Le dispositif de prise en charge et prévention des radicalismes et extrémismes violents de la Fédération Wallonie-Bruxelles a été activé mercredi. Il a été imaginé dès novembre 2014 et annoncé il y a un an. Le dispositif se compose d’un centre pluridisciplinaire, basé à Bruxelles et animé par une quinzaine de personnes chargées d’écouter et de conseiller tant les structures telles que les administrations, les écoles, les animateurs de rue mais aussi les personnes touchées de près ou de loin par la radicalisation ou les extrémismes.

Un numéro gratuit

Un numéro gratuit a également été créé. Les personnes pourront appeler le 0800/11172 du lundi au samedi et de 8h à 20h. Elles pourront entrer en contact avec des psychologues, islamologues, assistants sociaux, juristes, etc. Ces derniers pourront les conseiller mais également les rediriger au besoin vers les services spécialisés pour leur cas. Ces entretiens en face à face peuvent également être organisés.

L’anonymat pourra être demandé et la conversation téléphonique restera confidentielle. Des informations ne seront transmises aux autorités qu’en cas de menace grave et imminente pour la sécurité ou pour la personne elle-même ainsi qu’en cas d’acte criminel.

Sensibilisation auprès des ados

Des actions de sensibilisation seront menées auprès des adolescents de cinquième et de rhéto, des formations seront données aux professionnels et un centre d’études et de recherches sur le phénomène de radicalisation dans les autres pays a été mis en place.

"La répression seule ne va pas répondre aux défis du radicalisme. Le gouvernement prend donc ses responsabilités en matière de prévention", ont soutenu le ministre-Président Rudy Demotte (PS) et le ministre en charge des Maisons de justice, Rachid Madrane (PS). "Mais il fallait pour cela outiller les acteurs de terrain."

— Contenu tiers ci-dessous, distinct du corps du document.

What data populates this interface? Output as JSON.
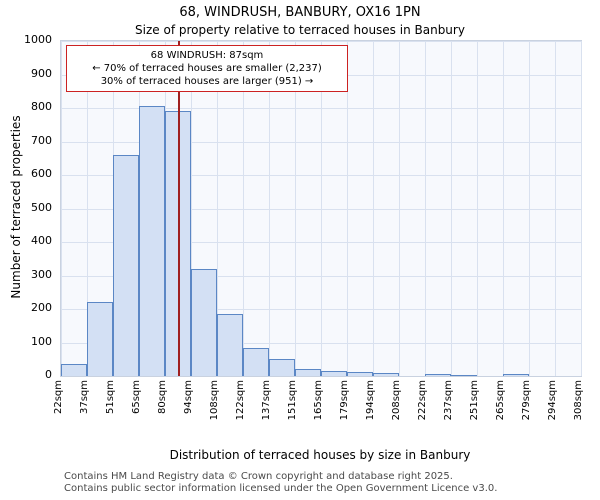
{
  "title": "68, WINDRUSH, BANBURY, OX16 1PN",
  "subtitle": "Size of property relative to terraced houses in Banbury",
  "ylabel": "Number of terraced properties",
  "xlabel": "Distribution of terraced houses by size in Banbury",
  "annotation": {
    "line1": "68 WINDRUSH: 87sqm",
    "line2": "← 70% of terraced houses are smaller (2,237)",
    "line3": "30% of terraced houses are larger (951) →"
  },
  "footer": {
    "line1": "Contains HM Land Registry data © Crown copyright and database right 2025.",
    "line2": "Contains public sector information licensed under the Open Government Licence v3.0."
  },
  "chart_data": {
    "type": "bar",
    "title": "68, WINDRUSH, BANBURY, OX16 1PN",
    "subtitle": "Size of property relative to terraced houses in Banbury",
    "xlabel": "Distribution of terraced houses by size in Banbury",
    "ylabel": "Number of terraced properties",
    "bin_edges_sqm": [
      22,
      37,
      51,
      65,
      80,
      94,
      108,
      122,
      137,
      151,
      165,
      179,
      194,
      208,
      222,
      237,
      251,
      265,
      279,
      294,
      308
    ],
    "categories": [
      "22sqm",
      "37sqm",
      "51sqm",
      "65sqm",
      "80sqm",
      "94sqm",
      "108sqm",
      "122sqm",
      "137sqm",
      "151sqm",
      "165sqm",
      "179sqm",
      "194sqm",
      "208sqm",
      "222sqm",
      "237sqm",
      "251sqm",
      "265sqm",
      "279sqm",
      "294sqm",
      "308sqm"
    ],
    "values": [
      35,
      220,
      660,
      805,
      790,
      320,
      185,
      85,
      50,
      20,
      15,
      12,
      9,
      0,
      6,
      3,
      0,
      5,
      0,
      0
    ],
    "xlim": [
      22,
      308
    ],
    "ylim": [
      0,
      1000
    ],
    "yticks": [
      0,
      100,
      200,
      300,
      400,
      500,
      600,
      700,
      800,
      900,
      1000
    ],
    "grid": true,
    "legend": "none",
    "marker": {
      "value_sqm": 87,
      "label": "68 WINDRUSH: 87sqm",
      "pct_smaller": 70,
      "count_smaller": 2237,
      "pct_larger": 30,
      "count_larger": 951
    },
    "colors": {
      "bar_fill": "#d3e0f4",
      "bar_edge": "#5b87c5",
      "marker_line": "#a02020",
      "annotation_border": "#cc2222",
      "grid": "#d9e1ef",
      "plot_bg": "#f7f9fd"
    }
  }
}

"Il faut être humble par rapport à ce phénomène de radicalisation. Il n’y a pas de solution clé sur porte. Tous les pays tâtonnent et nos réponses seront évolutives. La tâche sera complexe mais nous restons déterminés. Mais si nous avons une obligation de moyens, il nous est toutefois impossible de garantir les résultats", avertit M. Madrane.

Pour des raisons de sécurité, la localisation précise du centre d’appel sera gardée secrète, de même que l’identité de ses collaborateurs.